甘酸っぱい記憶と、苦しい記憶が交差する。
彼はあたしの5つ上の先輩だった。
新入社員の頃からあたしを気遣ってくれて、助けてくれた。
そんな彼から付き合ってほしいと言われたときは、嬉しさよりも驚きが強かった。
いい先輩としてしか見ていなかった彼を、すぐに恋愛対象で見ることが出来ないと言ったあたしに、いつまでも待つと言ってくれた彼。
そして、それから1年後に今度はあたしから告白した。
もちろん、彼はすごく喜んでくれてすぐに交際がスタートしたあたしたち。
社内では噂になるのを避けて秘密にしていた恋。
付き合って3ヶ月目。
ちょうどクリスマスの時期。
あたしの誕生日祝いも兼ねて都内のホテルを彼が予約してくれていた。
それが、あたしたちのはじめての夜になるはずだった。
けれど、…………、
そこに彼が来ることは……なかった。
そのまま連絡がとれず、新年が明けて会社に来たあたしは、悲しい現実を知った。
『管理課の谷が、経理部の徳井部長の娘と婚約した』
噂だと思ってたその内容が現実だと分かったのは、それから2週間も経ってからだった。
何度も連絡を取ろうとしたあたしの電話を無視し、会社ではあからさまに避けていた彼と、ばったりエレベーターで会ったのだ。

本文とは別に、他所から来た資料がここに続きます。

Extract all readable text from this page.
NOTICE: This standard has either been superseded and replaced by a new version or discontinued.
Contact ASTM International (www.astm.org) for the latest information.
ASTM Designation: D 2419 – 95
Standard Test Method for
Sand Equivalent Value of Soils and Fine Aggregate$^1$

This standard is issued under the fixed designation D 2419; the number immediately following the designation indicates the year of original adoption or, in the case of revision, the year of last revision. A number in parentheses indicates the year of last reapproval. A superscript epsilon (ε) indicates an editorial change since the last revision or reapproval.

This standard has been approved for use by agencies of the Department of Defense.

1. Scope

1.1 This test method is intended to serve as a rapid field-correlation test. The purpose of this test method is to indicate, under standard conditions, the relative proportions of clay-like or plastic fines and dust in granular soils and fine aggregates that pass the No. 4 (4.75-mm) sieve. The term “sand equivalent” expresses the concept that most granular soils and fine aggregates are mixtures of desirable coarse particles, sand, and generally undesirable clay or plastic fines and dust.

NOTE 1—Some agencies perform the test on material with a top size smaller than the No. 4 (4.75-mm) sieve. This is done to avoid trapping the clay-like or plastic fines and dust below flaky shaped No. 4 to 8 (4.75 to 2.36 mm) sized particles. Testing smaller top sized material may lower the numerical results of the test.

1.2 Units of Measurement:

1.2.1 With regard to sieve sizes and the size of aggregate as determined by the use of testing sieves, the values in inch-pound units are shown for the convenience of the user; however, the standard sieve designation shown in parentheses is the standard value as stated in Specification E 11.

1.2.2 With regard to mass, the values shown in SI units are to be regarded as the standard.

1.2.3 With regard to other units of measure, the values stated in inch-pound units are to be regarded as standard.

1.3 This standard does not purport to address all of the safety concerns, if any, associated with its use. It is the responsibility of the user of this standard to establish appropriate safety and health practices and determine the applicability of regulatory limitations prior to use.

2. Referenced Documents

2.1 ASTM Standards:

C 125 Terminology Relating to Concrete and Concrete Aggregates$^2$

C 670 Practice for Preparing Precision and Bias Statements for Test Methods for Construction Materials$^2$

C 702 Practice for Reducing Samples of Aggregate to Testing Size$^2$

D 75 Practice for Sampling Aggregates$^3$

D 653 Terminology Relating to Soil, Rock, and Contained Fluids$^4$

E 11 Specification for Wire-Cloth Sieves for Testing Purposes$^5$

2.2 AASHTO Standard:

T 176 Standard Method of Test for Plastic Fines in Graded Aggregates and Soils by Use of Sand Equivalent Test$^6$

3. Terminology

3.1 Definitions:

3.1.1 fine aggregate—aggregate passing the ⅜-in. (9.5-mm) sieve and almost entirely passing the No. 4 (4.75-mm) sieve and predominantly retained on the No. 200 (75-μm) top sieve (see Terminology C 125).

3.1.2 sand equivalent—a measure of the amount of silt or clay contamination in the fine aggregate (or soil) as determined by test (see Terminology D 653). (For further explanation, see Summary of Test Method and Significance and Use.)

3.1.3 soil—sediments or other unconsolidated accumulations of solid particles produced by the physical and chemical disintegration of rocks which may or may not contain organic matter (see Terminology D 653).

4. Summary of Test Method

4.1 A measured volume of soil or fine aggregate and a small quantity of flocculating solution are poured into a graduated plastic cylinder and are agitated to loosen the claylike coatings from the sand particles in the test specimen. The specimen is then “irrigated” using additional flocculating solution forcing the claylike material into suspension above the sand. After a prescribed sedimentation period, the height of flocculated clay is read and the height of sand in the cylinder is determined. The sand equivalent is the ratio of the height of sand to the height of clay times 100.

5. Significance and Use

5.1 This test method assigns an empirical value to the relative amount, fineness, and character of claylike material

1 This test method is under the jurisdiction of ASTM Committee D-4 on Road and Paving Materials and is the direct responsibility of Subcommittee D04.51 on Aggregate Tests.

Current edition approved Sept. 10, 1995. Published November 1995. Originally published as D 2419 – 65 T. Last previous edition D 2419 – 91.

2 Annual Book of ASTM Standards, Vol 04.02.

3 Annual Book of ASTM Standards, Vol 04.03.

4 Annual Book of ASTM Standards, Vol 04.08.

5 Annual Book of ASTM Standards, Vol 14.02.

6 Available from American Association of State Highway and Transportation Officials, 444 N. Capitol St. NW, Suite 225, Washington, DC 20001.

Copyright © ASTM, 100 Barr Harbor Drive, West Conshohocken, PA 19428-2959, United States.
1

もう、その頃にはあたしの気持ちもだいぶ落ち着いていて、彼を前にしても動揺も、取り乱すこともなかった。
「……お疲れ様です。」
「……おう、お疲れ。」
それから無言のままエレベーターがゆっくりと上昇していく。
そして、25階。
あたしが先に降りようとした時、彼があたしの手を掴んだ。
「少し話せるか。」
「……はい。」
ひとけのない場所で聞いた彼からの
『言い訳』
上司の娘に見初められた。
断りきれる相手じゃない。
今でも好きなのは牧野だけ。
相手を好きだなんて思ったことはない。
苦しいのは俺も一緒だ。
冷めた目で彼を見ている自分がいた。
他人事のように聞いている自分がいた。
あとで分かったことだが、
この時、すでに相手の彼女のお腹には小さな命が宿っていたらしい。
断れる相手じゃない?
好きだなんて思ったことはない?
俺も苦しい?
恋愛って言うのは難しい…………。
つくづくそう思った。
たからあたしは、
それから、難しい事にはチャレンジしないことに決めた。